6 thoughts on “Ask BHP: What’s Different in 2020?

  1. Three cheers for publishing’s resilience! *Hip hip, hooray! Hip hip…* (Well, I’m not really going to say it three times, but ya’ know. 😀 )

    I’ll admit I get a twinge though, when I see comments from authors and publishers that seem to discourage readers from shopping at Amazon. Not all bookstores will (or will readily) carry books published by independent authors, and many indie Christian Fiction authors depend heavily on Amazon for sales and exposure. (Also lots of other small businesses sell their products through Amazon. 🙂 )

    • Hi Nadine,

      Such a good point! Thanks for bringing it up.. For indie authors who are selling primarily on Amazon, that’s a great place for readers to show up, and I don’t know any who have a problem with that (or need a reminder that Amazon exists as a way to support and find authors). But as someone who often gets notified about indie store closures, I think it’s harder for people to remember to support local stores for authors they could buy from anywhere. That said, I appreciate you reminding people to head to Amazon for authors who need support there!

      Amy Lokkesmoe
      BHP Fiction Publicist

      • Maybe I should clarify…

        I commented because I have indeed been seeing a social push in recent years among consumers encouraging others to “shop small,” but that push usually includes some variation of the part I read in this blog post, indicating that Amazon doesn’t need our business.

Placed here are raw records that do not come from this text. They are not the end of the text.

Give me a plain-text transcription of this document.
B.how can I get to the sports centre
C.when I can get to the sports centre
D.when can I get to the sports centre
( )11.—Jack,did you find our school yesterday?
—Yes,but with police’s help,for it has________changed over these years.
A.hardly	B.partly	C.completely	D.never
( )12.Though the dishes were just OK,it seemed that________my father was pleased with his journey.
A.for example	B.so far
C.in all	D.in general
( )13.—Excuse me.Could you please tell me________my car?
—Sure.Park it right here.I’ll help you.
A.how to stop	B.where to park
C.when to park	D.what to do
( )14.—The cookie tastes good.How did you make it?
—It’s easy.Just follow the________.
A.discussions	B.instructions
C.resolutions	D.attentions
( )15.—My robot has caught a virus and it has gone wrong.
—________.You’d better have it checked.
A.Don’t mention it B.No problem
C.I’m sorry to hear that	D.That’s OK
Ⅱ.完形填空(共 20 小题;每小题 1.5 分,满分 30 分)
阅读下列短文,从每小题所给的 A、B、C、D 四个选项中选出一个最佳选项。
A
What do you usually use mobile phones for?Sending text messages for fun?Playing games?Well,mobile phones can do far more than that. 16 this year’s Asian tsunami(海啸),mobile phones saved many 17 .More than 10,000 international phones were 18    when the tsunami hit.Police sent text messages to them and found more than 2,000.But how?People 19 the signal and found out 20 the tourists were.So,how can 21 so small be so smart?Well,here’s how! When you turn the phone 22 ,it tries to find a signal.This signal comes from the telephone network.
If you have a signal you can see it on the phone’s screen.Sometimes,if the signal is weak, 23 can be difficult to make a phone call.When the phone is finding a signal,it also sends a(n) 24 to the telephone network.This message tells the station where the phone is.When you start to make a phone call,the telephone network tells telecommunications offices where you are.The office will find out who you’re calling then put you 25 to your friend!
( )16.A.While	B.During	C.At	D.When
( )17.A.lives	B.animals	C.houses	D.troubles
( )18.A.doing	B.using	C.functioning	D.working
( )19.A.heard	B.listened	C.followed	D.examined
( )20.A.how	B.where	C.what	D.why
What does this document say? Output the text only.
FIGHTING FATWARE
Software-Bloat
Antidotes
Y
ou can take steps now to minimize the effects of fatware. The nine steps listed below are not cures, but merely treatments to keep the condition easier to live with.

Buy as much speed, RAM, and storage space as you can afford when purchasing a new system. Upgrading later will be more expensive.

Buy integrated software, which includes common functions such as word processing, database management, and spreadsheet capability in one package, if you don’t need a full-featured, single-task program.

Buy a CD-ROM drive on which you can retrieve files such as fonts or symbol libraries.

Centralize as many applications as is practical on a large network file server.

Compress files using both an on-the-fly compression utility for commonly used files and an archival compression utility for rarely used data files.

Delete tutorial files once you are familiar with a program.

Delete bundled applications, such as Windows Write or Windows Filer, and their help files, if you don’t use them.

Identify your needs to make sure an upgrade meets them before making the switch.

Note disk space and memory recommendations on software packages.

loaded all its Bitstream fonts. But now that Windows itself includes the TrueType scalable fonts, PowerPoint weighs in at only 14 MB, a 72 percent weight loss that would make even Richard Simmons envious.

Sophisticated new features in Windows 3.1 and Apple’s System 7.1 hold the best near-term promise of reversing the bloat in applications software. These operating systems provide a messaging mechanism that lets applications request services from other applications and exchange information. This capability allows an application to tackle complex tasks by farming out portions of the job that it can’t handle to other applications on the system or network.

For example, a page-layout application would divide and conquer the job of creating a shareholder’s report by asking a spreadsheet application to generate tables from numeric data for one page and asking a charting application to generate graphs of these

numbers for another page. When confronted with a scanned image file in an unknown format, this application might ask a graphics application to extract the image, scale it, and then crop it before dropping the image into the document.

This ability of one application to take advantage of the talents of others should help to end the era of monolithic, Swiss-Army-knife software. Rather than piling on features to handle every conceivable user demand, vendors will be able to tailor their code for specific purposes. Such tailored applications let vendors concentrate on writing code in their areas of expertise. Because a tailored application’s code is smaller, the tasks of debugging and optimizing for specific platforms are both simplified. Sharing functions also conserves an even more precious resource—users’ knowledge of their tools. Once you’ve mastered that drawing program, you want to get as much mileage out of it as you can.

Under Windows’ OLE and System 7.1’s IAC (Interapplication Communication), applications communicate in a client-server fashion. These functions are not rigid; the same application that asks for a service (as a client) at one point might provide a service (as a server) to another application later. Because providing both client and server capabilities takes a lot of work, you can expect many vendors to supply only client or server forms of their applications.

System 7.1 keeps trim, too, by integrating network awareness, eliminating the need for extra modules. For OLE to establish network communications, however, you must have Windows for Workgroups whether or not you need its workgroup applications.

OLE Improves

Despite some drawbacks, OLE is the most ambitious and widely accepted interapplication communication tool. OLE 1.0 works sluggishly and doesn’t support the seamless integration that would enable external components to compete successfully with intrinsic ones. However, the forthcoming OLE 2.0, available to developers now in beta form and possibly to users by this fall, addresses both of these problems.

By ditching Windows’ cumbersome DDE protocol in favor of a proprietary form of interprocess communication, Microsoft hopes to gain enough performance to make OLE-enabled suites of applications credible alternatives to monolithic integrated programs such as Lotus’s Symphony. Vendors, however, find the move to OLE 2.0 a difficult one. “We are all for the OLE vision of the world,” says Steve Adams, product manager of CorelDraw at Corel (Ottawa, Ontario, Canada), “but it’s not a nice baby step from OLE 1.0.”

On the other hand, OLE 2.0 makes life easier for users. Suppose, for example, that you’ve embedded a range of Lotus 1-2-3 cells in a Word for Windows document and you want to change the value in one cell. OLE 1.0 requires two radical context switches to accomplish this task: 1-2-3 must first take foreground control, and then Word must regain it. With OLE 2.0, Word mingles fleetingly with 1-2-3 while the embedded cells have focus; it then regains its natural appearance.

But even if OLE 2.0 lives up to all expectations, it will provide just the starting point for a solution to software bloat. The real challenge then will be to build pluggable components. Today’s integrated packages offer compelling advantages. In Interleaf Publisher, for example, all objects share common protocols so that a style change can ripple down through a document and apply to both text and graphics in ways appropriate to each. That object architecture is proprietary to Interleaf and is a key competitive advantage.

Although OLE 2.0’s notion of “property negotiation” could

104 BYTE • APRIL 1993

        It seems a lot of consumers think of “Amazon” as just a big impersonal entity or a wealthy CEO, rather than the many small businesses, independent artists, everyday wage employees, etc. that work with or for the company. When I see messages from authors saying things like, “Shop indie stores! Amazon doesn’t need your money,” I do also see more people chime in to tell others to steer clear of Amazon, and readers begin asking worried questions, like if they’re hurting authors by buying books there. (And a lot of readers don’t know there’s any difference between indie and trad-pubbed books, retail wise. Some ChristFic readers especially assume that browsing any Christian bookstore will pretty much show them everything currently available in Christian Fiction, but of course that isn’t the case.)

        I also hear of indie store closures 😦 , and I absolutely shop small as I’m able—even when it means paying a little more sometimes to support my community. 🙂 I’m no economics expert, but I shop and share the word about independent/small businesses without in turn suggesting that Amazon doesn’t need people to shop there, as big businesses are made up of a lot of everyday people.

        I’ve added concern here because I think many to most folks who read blog posts don’t see or read the comments following ’em. 😀 Probably not obvious by my leaving commentary here anyway, heeheehee, but thanks, Amy! It really does help to see these “behind the scenes” posts.

        And big congrats on your debut release! If you don’t mind my mentioning it here. 😉

  2. Don’t forget the church bookstores. The bookstore at my church is open. If they don’t have what you want, they will order it.

  3. I think the pandemic in books will be best left for when it will be considered historical fiction. At least with romance, I can’t imagine all the books that will have zoom dating… eek. But we all know that every reader is different so I’ve no doubt there will be some that want to see it in books as early as next year. I think I’ll take the Friends route and take a break from it though. HA!

  4. I wonder if Bethany Publishing will increase publishing in different languages as 2020 has brought us closer via the internet with people of many languages and countries. I am bilingual in English and Spanish , and am a translator. I am aware of the communication needs in the US, but also have many friends in Puerto Rico that although bilingual, may prefer to read Spanish. Also there is plenty of history between the Old World, the US, and the Caribbean and Latin American countries! That would be interesting historical fiction!